Ist nicht die in der menschlichen Natur verankerte Ethik wichtiger als die anerzogene Religion, die Religionszugehörigkeit oder die Gläubigkeit? Man muss also kein „Kirchenchrist“ sein, um den sittlichen Normen und Wertmaßstäbe zu genügen, so hat es auch der bekannte Moraltheologe Rupert Lang in seinem Buch: „Der lebende Jesus und die sterbende Kirche“ als Plädoyer für ein modernes Christentum dargelegt. Der persönliche Glaube im Verhältnis zu „seinem Gott“ wird immer mehr zur Privatangelegenheit des Menschen, der sich aber gemeinschaftlich in der Begegnung mit anderen Menschen aus seinem eigenen ethisch-moralischen Antrieb und Handlungsmotiv in das soziale Leben politisch und öffentlich einbringt, anstatt dies an seine Kirchenfunktionäre oder die Institution zu delegieren und diese für ihn in seinem Namen als Autorität sprechen und handeln zu lassen. Das Ziel der Kirche sollte es sein, sich in ferner Zukunft überflüssig zu machen. Bis dahin könnte sie sich ganz bescheiden an der Seite der Menschen als lernende und lebensnahe statt besserwisserische und moralisierende Kirche verhalten, die den mündigen Menschen etwas Hilfreiches zu sagen hat für die eigene Fortentwicklung.

Freiheit des Menschen bedeutet auch Religionsfreiheit – als Freiheit von Religionszugehörigkeit

Wird es nicht bei einer freien Religiösität des modernen Menschen in Zukunft keines Religionszwanges bedürfen, weil das die wahre Religionsfreiheit von freien Menschen wäre? Denn dann wird jede Menschenbegegnung von vornherein eine Art religiöse Handlung oder Sakrament sein, so dass es zur Aufrechterhaltung des religiösen Lebens keiner besonderen Kirche oder äußeren Einrichtung bedarf, um das religiöse Leben aufrecht zu erhalten. Wäre das nicht ein dankbares Zukunftsthema für Theologen?
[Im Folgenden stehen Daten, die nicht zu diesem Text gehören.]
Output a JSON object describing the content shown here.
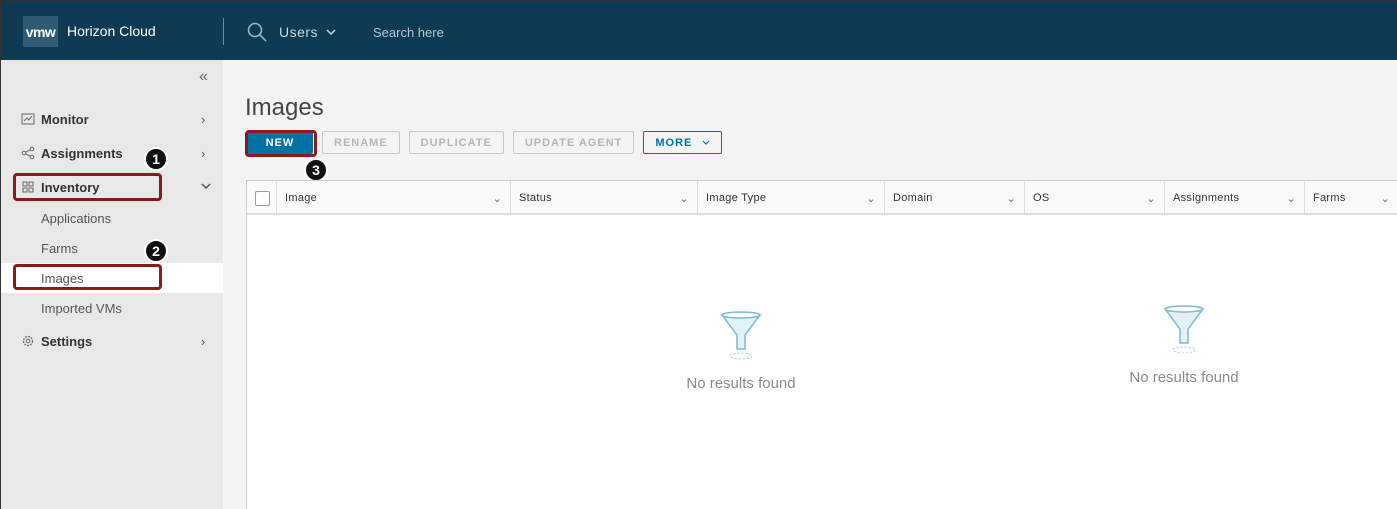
{
  "header": {
    "logo_text": "vmw",
    "app_title": "Horizon Cloud",
    "scope_label": "Users",
    "search_placeholder": "Search here",
    "bg_color": "#0e3a54"
  },
  "sidebar": {
    "items": [
      {
        "label": "Monitor",
        "icon": "chart-icon"
      },
      {
        "label": "Assignments",
        "icon": "share-icon"
      },
      {
        "label": "Inventory",
        "icon": "grid-icon"
      },
      {
        "label": "Settings",
        "icon": "gear-icon"
      }
    ],
    "inventory_children": [
      "Applications",
      "Farms",
      "Images",
      "Imported VMs"
    ],
    "active_child": "Images"
  },
  "steps": [
    "1",
    "2",
    "3"
  ],
  "main": {
    "title": "Images",
    "toolbar": {
      "new": "NEW",
      "rename": "RENAME",
      "duplicate": "DUPLICATE",
      "update_agent": "UPDATE AGENT",
      "more": "MORE"
    },
    "columns": [
      "Image",
      "Status",
      "Image Type",
      "Domain",
      "OS",
      "Assignments",
      "Farms"
    ],
    "empty_text": "No results found"
  },
  "colors": {
    "primary": "#0072a3",
    "highlight": "#8b1a1a"
  }
}
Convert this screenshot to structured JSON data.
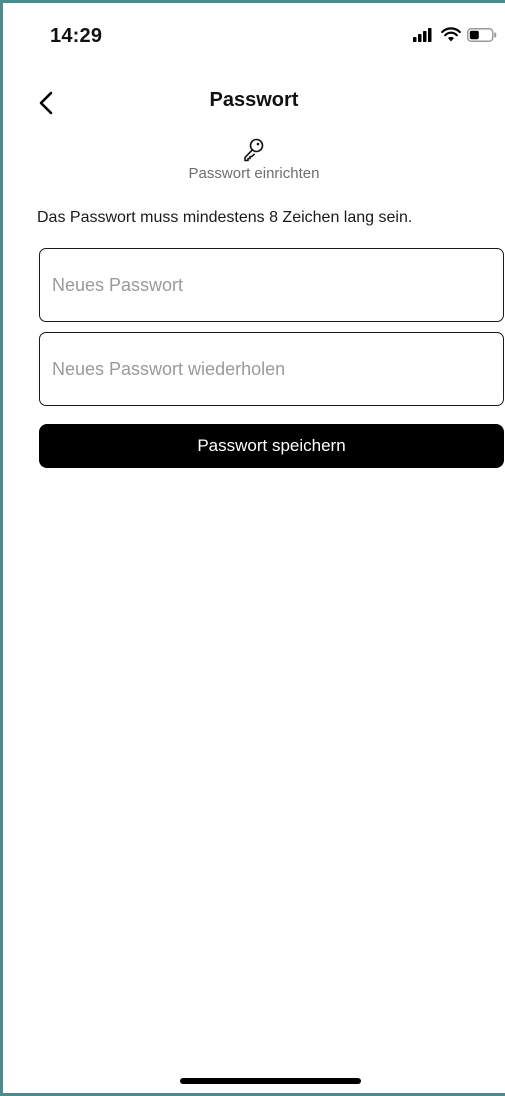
{
  "status_bar": {
    "time": "14:29",
    "icons": [
      "signal-icon",
      "wifi-icon",
      "battery-icon"
    ]
  },
  "nav": {
    "back_icon": "chevron-left-icon",
    "title": "Passwort"
  },
  "section": {
    "icon": "key-icon",
    "subtitle": "Passwort einrichten"
  },
  "hint": "Das Passwort muss mindestens 8 Zeichen lang sein.",
  "form": {
    "new_password": {
      "value": "",
      "placeholder": "Neues Passwort"
    },
    "repeat_password": {
      "value": "",
      "placeholder": "Neues Passwort wiederholen"
    },
    "save_label": "Passwort speichern"
  },
  "colors": {
    "frame_border": "#4a8b8b",
    "button_bg": "#000000",
    "button_text": "#ffffff",
    "placeholder": "#9a9a9a",
    "subtitle": "#6f6f6f"
  }
}
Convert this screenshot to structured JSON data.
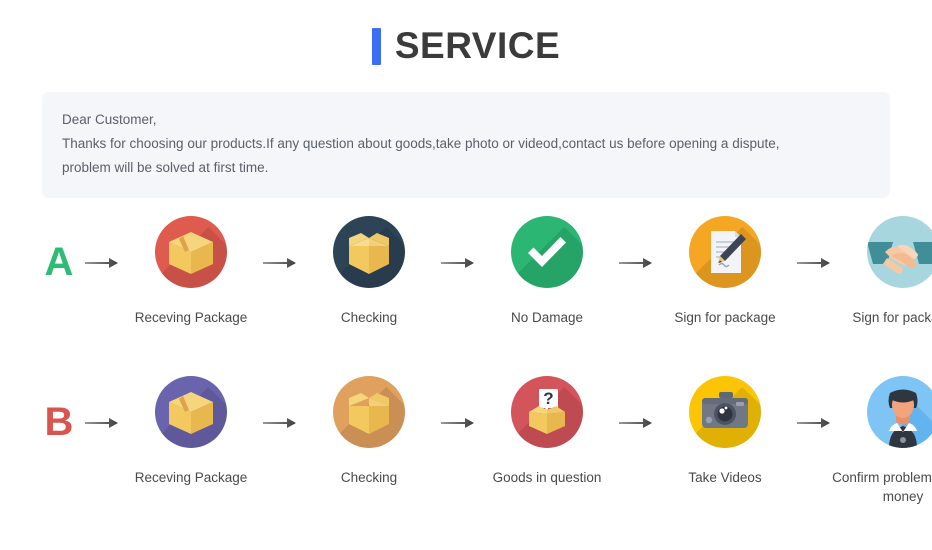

Jeder Kultus ist so lange ein "Krücke", ein Hilfsmittel, bis wir so weit sind, die Kommunikation mit der Geistigen Welt aus uns selbst zu führen, ohne äußere Symbole und Vermittler zu brauchen. So wird die Religionsfreiheit, also nicht nur die freie Religionsausübung, sondern auch verstanden als Befreiung von der Kirche oder Glaubensgemeinschaft, zur Handlungsfreiheit und jede Menschenbegegnung zum Kultus, denn das gemeinschaftsfähige Individuum ist das Wesen, das die ganze Menschheit und deren Geschichte in sich trägt. Das religiöse und menschliche Verlangen nach Wahrheit, Weisheit und Liebe ist doch etwas Lebendiges und Bewegliches, also immer weniger in einem Tempel, in einer Moschee oder einer Kirche zu finden, und dahin führt in Zukunft auch keine Religion mehr mit ihren theologischen Ideen und Begriffen. Jeder muss heutzutage zunehmend seine eigene Beziehung zur Welt und damit auch zur geistigen Welt sowie zur spirituellen (d. h. sozialen) Gemeinschaftsbildung suchen und finden.

Wilhelm Neurohr (Erstveröffentlichung in der Ruhrgebietszeitschrift AMOS Nr. 4 - 2018)

„Die Religion der Zukunft wird eine Religion sein der größten Toleranz, des tiefsten Interesses des einen Menschen für den anderen. Die Zukunft der Religion wird im Tempel des Sozialen erlebt werden, wo jede Begegnung als reales Sakrament erlebt wird, wo der Kultus das tägliche Leben selbst sein wird und das tägliche Leben selbst zum realen Kultus werden wird.“

(Pietro Archiati, 1997, Philosoph, Theologe und Ordenspriester)

Der Autor (67) war Jahrzehnte als Stadt- und Regionalplaner und Personalratsvorsitzender sowie Agenda-Beauftragter in der Kreisverwaltung Recklinghausen beruflich tätig (und vor dem 2. Bildungsweg im Bergbau). Er ist in einer katholischen Familie im Ruhrgebiet mit Besuch der konfessionellen Volksschule aufgewachsen und war 10 Jahre lang Messdiener und Lektor sowie in der kirchlichen Jugendarbeit engagiert, bevor er im 28. Lebensjahr aus der katholischen Amtskirche austrat und zeitweilig zur überkonfessionellen Christengemeinschaft wechselte. Heute ist er konfessionslos, aber mit christlicher Orientierung in ethischen und menschenrechtlichen Fragen unterwegs.